Motley Crew: Reissued Book Explores the Black Mountain College’s Eclectic Ideology and Global Links

Black Mountain: An Interdisciplinary Experiment, 1933–1957 originally accompanied a 2015 exhibition by the same name at Berlin’s Hamburger Bahnhof.

Black Mountain Interdisciplinary Experiment book
Courtesy Spector Books

“Black Mountain College was a paradoxical place,” write curators Eugen Blume and Gabriele Knapstein in Black Mountain: An Interdisciplinary Experiment, 1933–1957. The catalog, which originally accompanied a 2015 exhibition by the same name at Berlin’s Hamburger Bahnhof, underscored the ideological eclecticism and transnational links that have come to define the now-legendary artistic incubator. The book, which will be reissued in April (Spector Books, $50) after being out of print for years, recounts how the school developed organically in western North Carolina’s pastoral Blue Ridge Mountains, hosting European Jewish refugees and Bauhaus expats, among others. Perhaps most famously, it lured Josef Albers, whose salary negotiations with cofounder Theodore Dreier—one of many correspondences collected in the book—crystallize the school’s ad hoc manner of working.

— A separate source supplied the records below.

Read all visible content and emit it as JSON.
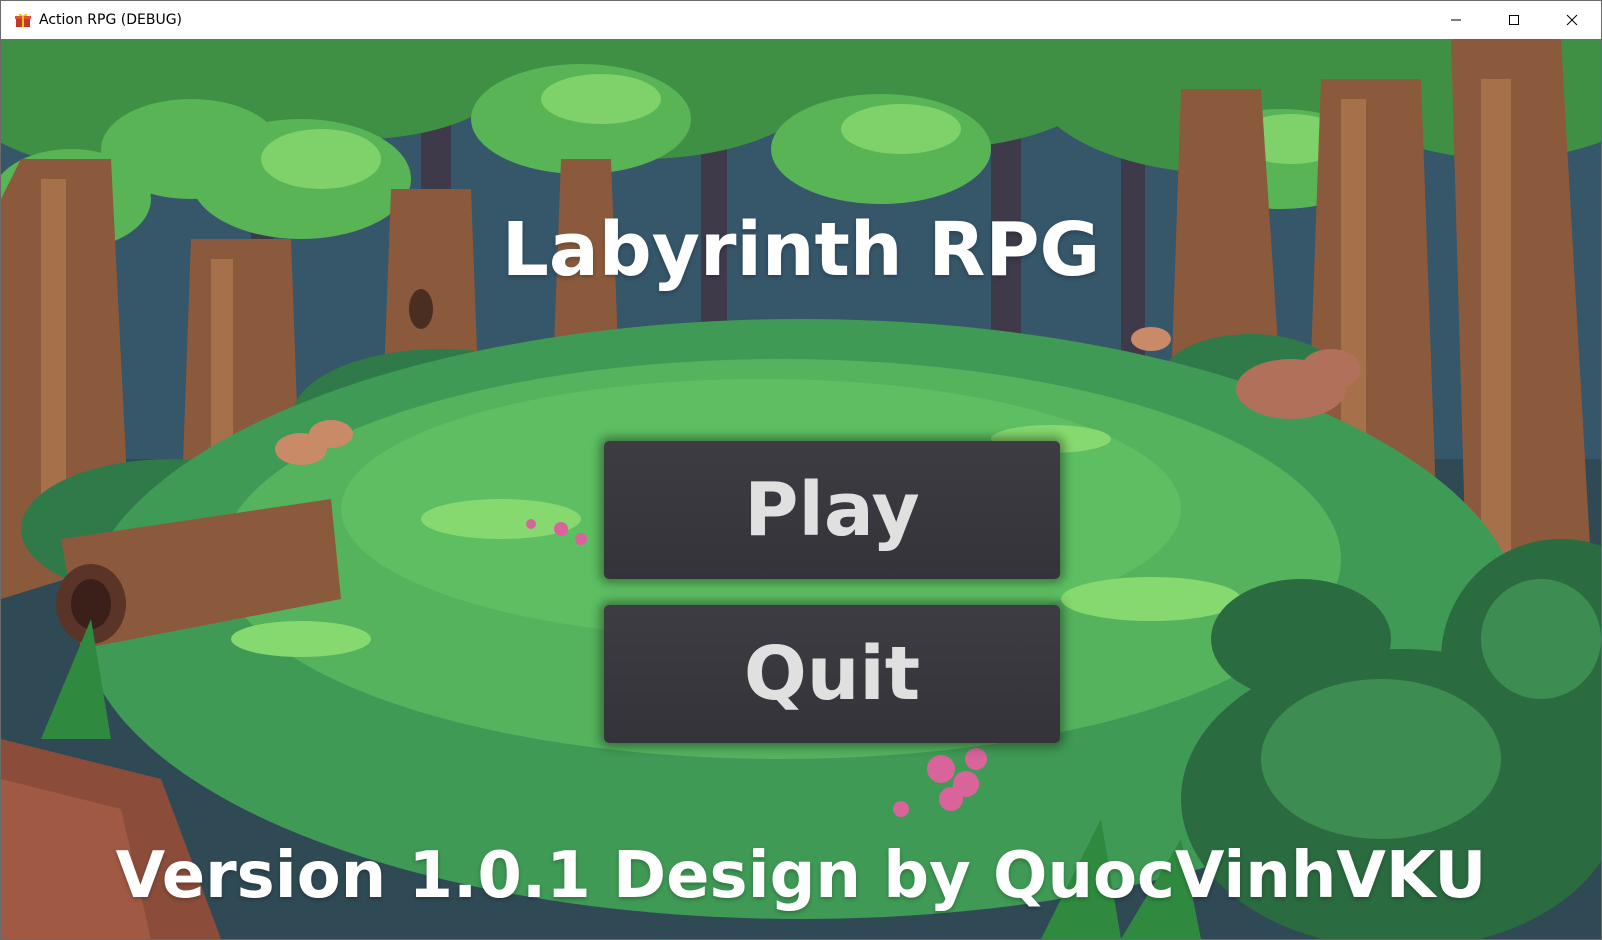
{
  "window": {
    "title": "Action RPG (DEBUG)",
    "icon": "gift-icon",
    "controls": [
      "minimize-icon",
      "maximize-icon",
      "close-icon"
    ]
  },
  "game": {
    "title": "Labyrinth RPG",
    "play_label": "Play",
    "quit_label": "Quit",
    "version_text": "Version 1.0.1 Design by QuocVinhVKU"
  },
  "colors": {
    "button_bg": "#3a3940",
    "button_text": "#e0e0e0",
    "title_text": "#ffffff",
    "grass": "#4fb05a",
    "forest_dark": "#2d6b45"
  }
}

This approach extended to charging students and staff with quotidian tasks (cleaning, maintenance, and farming were par for the course) and lay at the heart of its non-prescriptive style, a pedagogical heir to the shuttered Bauhaus’s work-study model. Embracing complexity and contradiction allowed for Black Mountain’s laudable defiance of Jim Crow segregation and trademark combination of American progressivism and European Modernism. The exhibition and catalog are “intended to offer an animated glimpse of living and learning at the college,” Blume and Knapstein write, but with its compilation of hundreds of photos, essays, transcripts, drawings, news clippings, and other archival ephemera, the publication is more of a sustained gaze.